2) Mass chemoprophylaxis
One of the more aggressive methods compared to personal defense is mass chemoprophylaxis. In the case of vivax malaria, a single treatment of 300 mg of chloroquine once a week or 15 mg of primaquine daily for 14 days or combination therapy using both chloroquine and primaquine can be used. Chloroquine is used to kill the parasite and has a half-life (late half-life) of up to 1 - 2 months [19]. Accordingly, it is administered only once a week, and there are no known significant side effects even when using a cumulative dose of 100 g for 6 years. Primaquine is the drug that kills tissue-stage parasites that are lurking in hepatocytes and it should be administered for at least 14 days. Therefore, administering primaquine for 14 days in winter season can kill Plasmodium parasites that have been in the liver for a long period of time, preventing the occurrence of malaria the following year.

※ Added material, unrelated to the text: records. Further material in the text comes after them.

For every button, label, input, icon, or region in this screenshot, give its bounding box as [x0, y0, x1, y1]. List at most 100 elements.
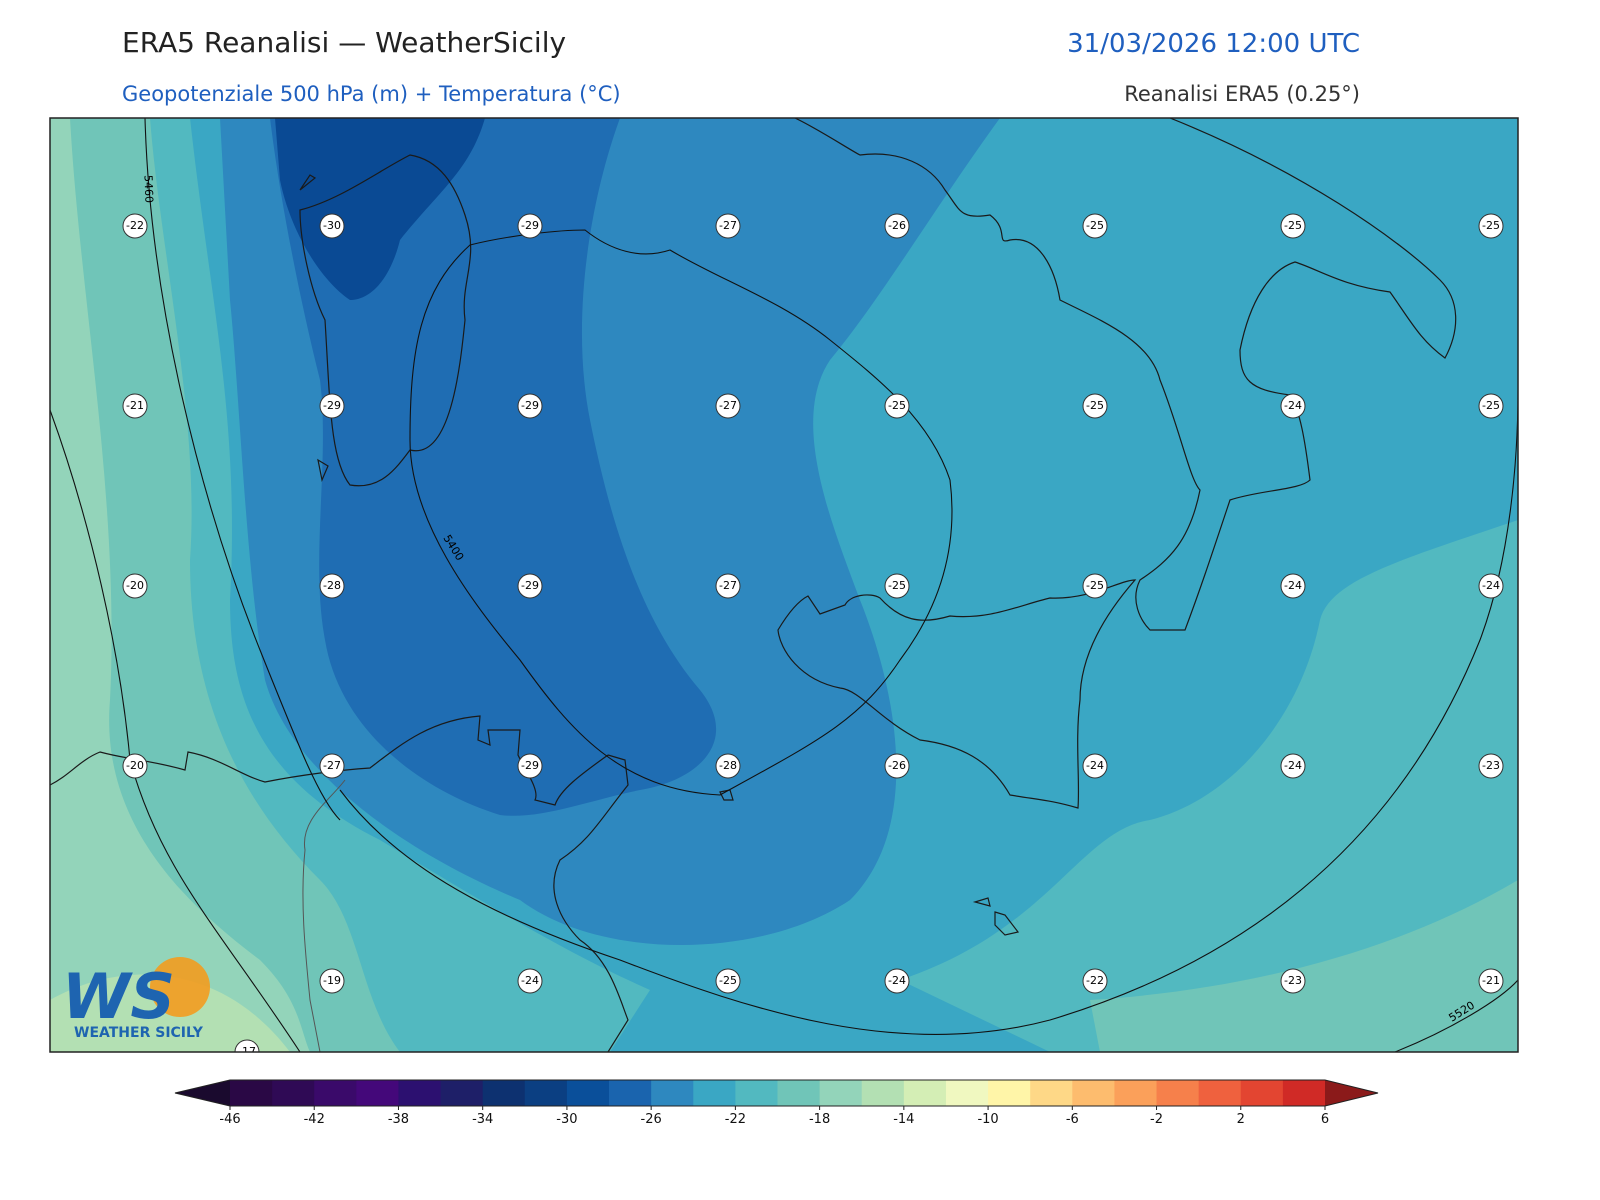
temp-marker — [1478, 753, 1504, 779]
colorbar-bin — [693, 1080, 736, 1106]
temp-label: -22 — [1086, 974, 1104, 987]
map: 5460 5400 5520 -22 -30 -29 -27 -26 -25 -25 -25-… — [50, 118, 1518, 1052]
coastline — [299, 154, 472, 487]
temp-label: -25 — [1086, 219, 1104, 232]
temp-label: -28 — [323, 579, 341, 592]
temp-marker — [517, 213, 543, 239]
temp-label: -25 — [1482, 399, 1500, 412]
temp-marker — [319, 393, 345, 419]
colorbar-tick-label: -18 — [809, 1112, 830, 1127]
temp-field — [270, 118, 717, 816]
temp-marker — [319, 573, 345, 599]
temp-label: -24 — [1284, 759, 1302, 772]
temp-marker — [1280, 968, 1306, 994]
title: ERA5 Reanalisi — WeatherSicily — [122, 26, 566, 59]
temp-label: -27 — [719, 579, 737, 592]
temp-marker — [715, 573, 741, 599]
temp-marker — [1082, 753, 1108, 779]
colorbar-bin — [524, 1080, 568, 1106]
colorbar-bin — [945, 1080, 989, 1106]
temp-label: -24 — [1284, 399, 1302, 412]
temp-marker — [1082, 968, 1108, 994]
colorbar-bin — [1114, 1080, 1158, 1106]
temp-label: -25 — [1086, 399, 1104, 412]
temp-marker — [319, 213, 345, 239]
contour-line — [144, 118, 341, 821]
colorbar-tick-label: -34 — [472, 1112, 493, 1127]
temp-marker — [1478, 213, 1504, 239]
colorbar-bin — [735, 1080, 778, 1106]
temp-label: -25 — [888, 579, 906, 592]
coastline — [553, 754, 1020, 1052]
coastline — [794, 118, 1457, 631]
temp-marker — [1280, 213, 1306, 239]
contour-line — [1394, 979, 1518, 1052]
colorbar-tick-label: -14 — [893, 1112, 914, 1127]
temp-label: -29 — [521, 399, 539, 412]
colorbar-tick-label: 2 — [1237, 1112, 1245, 1127]
temp-label: -21 — [1482, 974, 1500, 987]
temp-marker — [715, 393, 741, 419]
temp-label: -30 — [323, 219, 341, 232]
temp-label: -26 — [888, 759, 906, 772]
temp-marker — [1082, 213, 1108, 239]
temp-label: -22 — [126, 219, 144, 232]
colorbar-bin — [861, 1080, 905, 1106]
temp-label: -24 — [1284, 579, 1302, 592]
temp-marker — [884, 573, 910, 599]
colorbar-bin — [1282, 1080, 1326, 1106]
temp-marker — [1478, 393, 1504, 419]
temp-label: -25 — [1482, 219, 1500, 232]
colorbar-bin — [356, 1080, 399, 1106]
colorbar-tick-label: -46 — [219, 1112, 240, 1127]
colorbar-over — [1325, 1080, 1378, 1106]
colorbar-bin — [566, 1080, 610, 1106]
colorbar-bin — [314, 1080, 357, 1106]
colorbar-tick-label: -30 — [556, 1112, 577, 1127]
subtitle: Geopotenziale 500 hPa (m) + Temperatura … — [122, 82, 621, 106]
colorbar-bin — [988, 1080, 1031, 1106]
temp-marker — [1280, 573, 1306, 599]
temp-label: -23 — [1482, 759, 1500, 772]
temp-marker — [1478, 968, 1504, 994]
contour-label: 5460 — [142, 175, 156, 203]
temp-label: -23 — [1284, 974, 1302, 987]
temp-label: -25 — [1086, 579, 1104, 592]
temp-marker — [715, 213, 741, 239]
colorbar-bin — [1240, 1080, 1284, 1106]
logo-mark: WS — [62, 960, 175, 1033]
temp-marker — [319, 968, 345, 994]
temp-field — [900, 520, 1518, 1052]
datetime: 31/03/2026 12:00 UTC — [1067, 29, 1360, 59]
temp-marker — [1478, 573, 1504, 599]
temp-label: -27 — [323, 759, 341, 772]
temp-label: -25 — [888, 399, 906, 412]
colorbar-bin — [230, 1080, 273, 1106]
colorbar-tick-label: -6 — [1066, 1112, 1079, 1127]
temp-marker — [715, 968, 741, 994]
coastline — [777, 579, 1137, 809]
temp-label: -28 — [719, 759, 737, 772]
temp-marker — [884, 213, 910, 239]
temp-label: -20 — [126, 759, 144, 772]
temp-label: -26 — [888, 219, 906, 232]
colorbar-under — [175, 1080, 230, 1106]
temp-label: -25 — [719, 974, 737, 987]
temp-label: -24 — [888, 974, 906, 987]
temp-marker — [1082, 393, 1108, 419]
colorbar-bin — [651, 1080, 694, 1106]
temp-label: -29 — [323, 399, 341, 412]
temp-label: -25 — [1284, 219, 1302, 232]
colorbar: -46 -42 -38 -34 -30 -26 -22 -18 -14 -10 -6 -2 2 6 — [174, 1079, 1379, 1127]
temp-marker — [517, 573, 543, 599]
temp-label: -27 — [719, 219, 737, 232]
temp-marker — [1280, 393, 1306, 419]
logo-sun — [150, 957, 210, 1017]
temp-marker — [122, 573, 148, 599]
temp-marker — [122, 213, 148, 239]
colorbar-tick-label: -2 — [1150, 1112, 1163, 1127]
temp-marker — [1082, 573, 1108, 599]
temp-marker — [122, 393, 148, 419]
contour-line — [409, 229, 953, 796]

This mass chemoprophylaxis was primarily used in military units. In 1997, at the beginning of the resurgence, combination chemoprophylaxis using chloroquine and primaquine was first used on 15,981 people [17,37]. Thereafter, the number of subjects increased to 37,529 in 1998 and 61,722 in 1999. In 2007, up to 190,000 people received mass chemoprophylaxis for malaria, and the method continued until 2015 (Fig. 4) [37]. In addition, since 2001, single treatment with primaquine began separately for discharged soldiers, and this has continued for approximately 10,000 people each year (Fig. 4). Thus, in 2015, 90,000 people received combination therapy with chloroquine and primaquine, and 100,000 received a single therapy with primaquine [37]. This chemoprophylaxis in the military is estimated to have had a great effect on the management of malaria resurgence.
3) Mosquito control
As malaria resurgence persisted for several years after the first case in 1993, the government and the military (including US troops in Korea) also made great efforts to control mosquitoes. In 2001, both the Korean and North Korean government jointly agreed on the need for malaria management and began activities such as mosquito control [17]. In Korea, Gyeonggi-do, Gangwon-do, and Incheon were designated as centralized management areas, and the KCDC and local health authorities allocated budgets to control mosquitoes. North Korea received budget support from the WHO, the International Red Cross Foundation (IFRC), and the Korean government for mosquito control as well as to purchase anti-malarial drugs [17]. The military also conducted various activities to control mosquitoes, including filling puddles around the garrison, spraying of mosquito repellent, and fumigation.
Footnotes
This secondary publication is based on ‘Korean Society of Infectious Diseases (KSID). Korean History of Infectious Diseases II. Seoul: Koonja; 2018. (ISBN 979-11-5955-379-0)’.
Conflict of Interest: No conflicts of interest.